Cortisol: Too Much or Too Little?
As mentioned above, just as overexposure to cortisol is detrimental to health, so is underexposure. Consider the effect of cortisol on the brain. We've known about the links between stress and depression for decades. In the United States alone, stress-related depression accounts for more than thirty billion dollars in medical expenses and lost productivity annually. Researchers at the Institute of Psychiatry at King's College, in London, have determined that stress-related depression actually progresses in two distinct phases. The first phase is characterized by an overexposure to cortisol, creating a "toxic" effect whereby too much cortisol actually destroys crucial brain cells responsible for good mood. The second phase is a compensatory mechanism where the brain becomes resistant to the effects of cortisol as a way to "protect" itself from cortisol's damaging effects. So the brain cells (neurons) are deprived of cortisol, creating a dramatic underexposure that leads to a host of memory and psychological problems. Unfortunately, this syndrome of cortisol resistance leads to a deepening of depression and symptoms of fatigue and confusion, a combination that is very much like the symptoms seen in people with PTSD (posttraumatic stress disorder).
In many ways, you can think of the good/bad aspects of cortisol exposure as you might think of the good/bad aspects of getting too little, enough, or too much exercise. Some is good, but too little or too much are bad. Exercise increases cortisol levels, but this short-term increase in cortisol (similar to the effects of short-term, acute stress) is good for immune function, memory, appetite control, weight loss, sexual health, energy levels, inflammation levels, etc. A total lack of exercise makes you fat and dumb (similar to too much cortisol), and too much exercise is like PTSD (cortisol underexposure) because you get hurt easily and your body cannot respond adequately. Greek researchers have shown us that well-trained athletes have high cortisol during their workouts, but that those levels fall back to normal during rest. Overtrained athletes (who are overstressed), on the other hand, have low levels of cortisol during exercise, but high levels during rest, indicating that their bodies are still under stress, perhaps from injury or infection or inadequate recovery from/adaptation to training. They also experience fatigue, weight gain, depressed mood, and poor physical and mental performance.
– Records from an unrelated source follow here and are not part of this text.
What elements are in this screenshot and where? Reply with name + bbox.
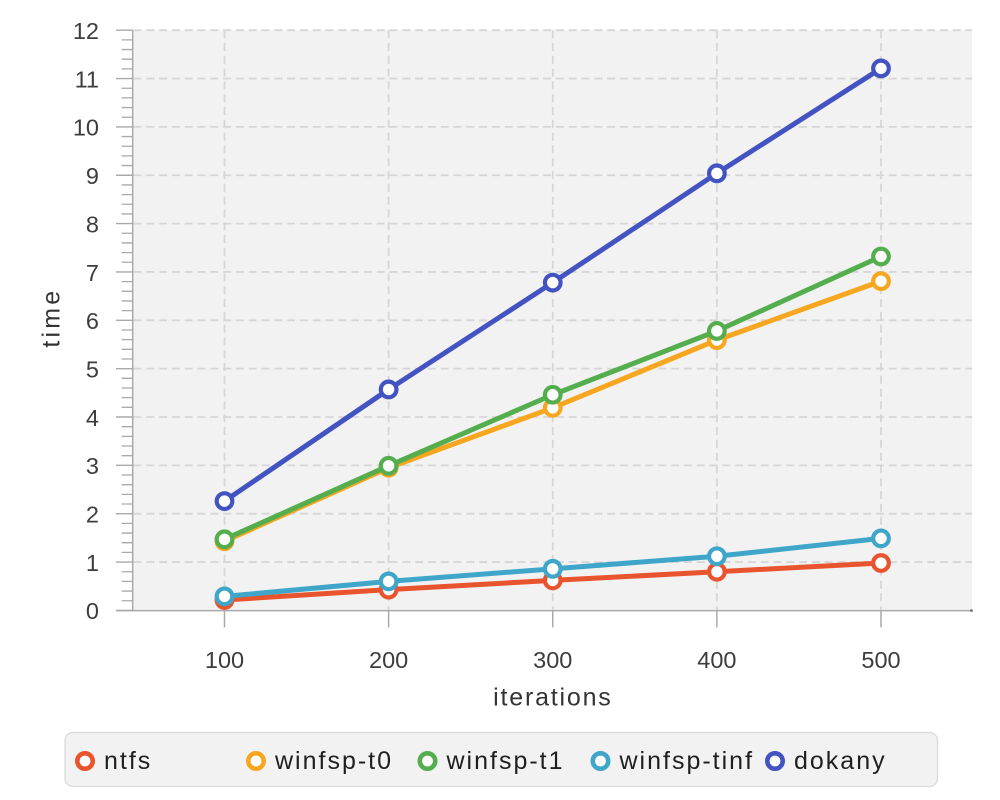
svg-text:10: 10 bbox=[73, 115, 99, 141]
svg-text:time: time bbox=[38, 288, 66, 348]
svg-text:200: 200 bbox=[369, 647, 408, 673]
svg-text:2: 2 bbox=[86, 502, 99, 528]
svg-text:11: 11 bbox=[75, 66, 99, 92]
svg-text:3: 3 bbox=[86, 453, 99, 479]
svg-text:winfsp-tinf: winfsp-tinf bbox=[619, 747, 755, 775]
svg-text:9: 9 bbox=[86, 163, 99, 189]
svg-text:1: 1 bbox=[86, 550, 99, 576]
svg-text:400: 400 bbox=[697, 647, 736, 673]
svg-text:6: 6 bbox=[86, 308, 99, 334]
svg-text:dokany: dokany bbox=[794, 747, 887, 775]
svg-text:300: 300 bbox=[533, 647, 572, 673]
svg-text:winfsp-t0: winfsp-t0 bbox=[274, 747, 393, 775]
svg-text:12: 12 bbox=[73, 18, 99, 44]
svg-text:5: 5 bbox=[86, 356, 99, 382]
svg-text:4: 4 bbox=[86, 405, 99, 431]
svg-text:8: 8 bbox=[86, 211, 99, 237]
svg-text:7: 7 bbox=[86, 260, 99, 286]
svg-text:iterations: iterations bbox=[493, 684, 612, 712]
svg-text:ntfs: ntfs bbox=[104, 747, 152, 775]
svg-text:500: 500 bbox=[861, 647, 900, 673]
svg-text:0: 0 bbox=[86, 598, 99, 624]
svg-text:winfsp-t1: winfsp-t1 bbox=[446, 747, 565, 775]
svg-text:100: 100 bbox=[205, 647, 244, 673]
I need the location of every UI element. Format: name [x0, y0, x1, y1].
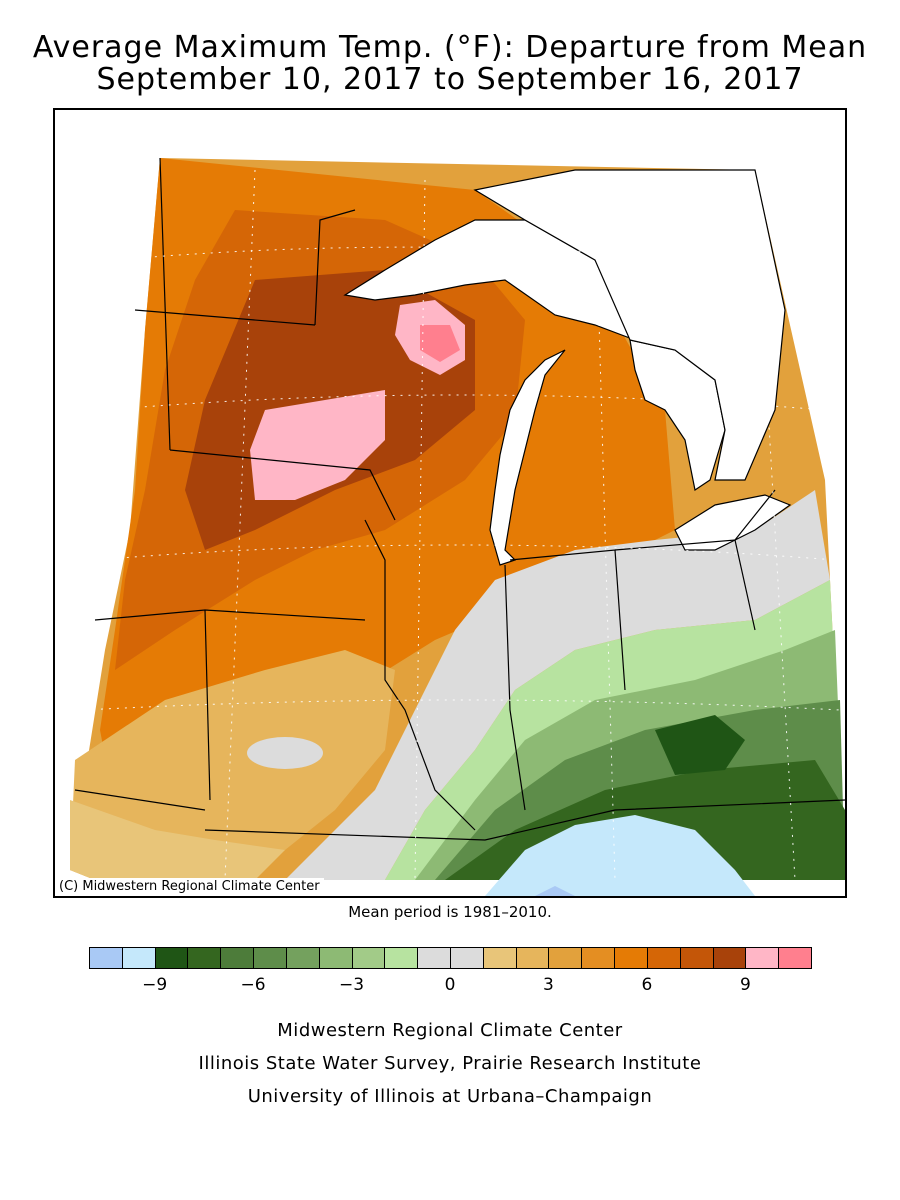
zone-minus9 [655, 715, 745, 775]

Because of the close link between stress and depression, every major pharmaceutical company in the world is attempting to develop new drugs to modulate or balance cortisol exposure. The current antidepressant drugs work primarily on serotonin levels in the brain, and some newer ones also increase norepinephrine levels—but none of them address cortisol exposure. This means that only about one-half of the people who try antidepressant drugs obtain any relief from their depression (yet these drugs still accounted for almost thirteen billion dollars in sales last year). Among the drug companies that are furiously trying to come up with a pharmaceutical answer for stressed-out people with disrupted cortisol balance are Bristol-Myers Squibb, GlaxoSmithKline, Pfizer, Sanofi-Aventis, Johnson and Johnson, Merck, and Novartis. Several of these companies already make an antidepressant drug that increases serotonin levels, including Pfizer (Zoloft), Eli Lilly (Prozac and Cymbalta), Glaxo (Paxil), and Wyeth (Effexor). But because these drugs are only effective about one half of the time, and because they now have to carry a "black box" warning due to their extreme side effects, including an increased risk of suicide, Big Pharma needs a new cash cow—and cortisol control looks like the next target.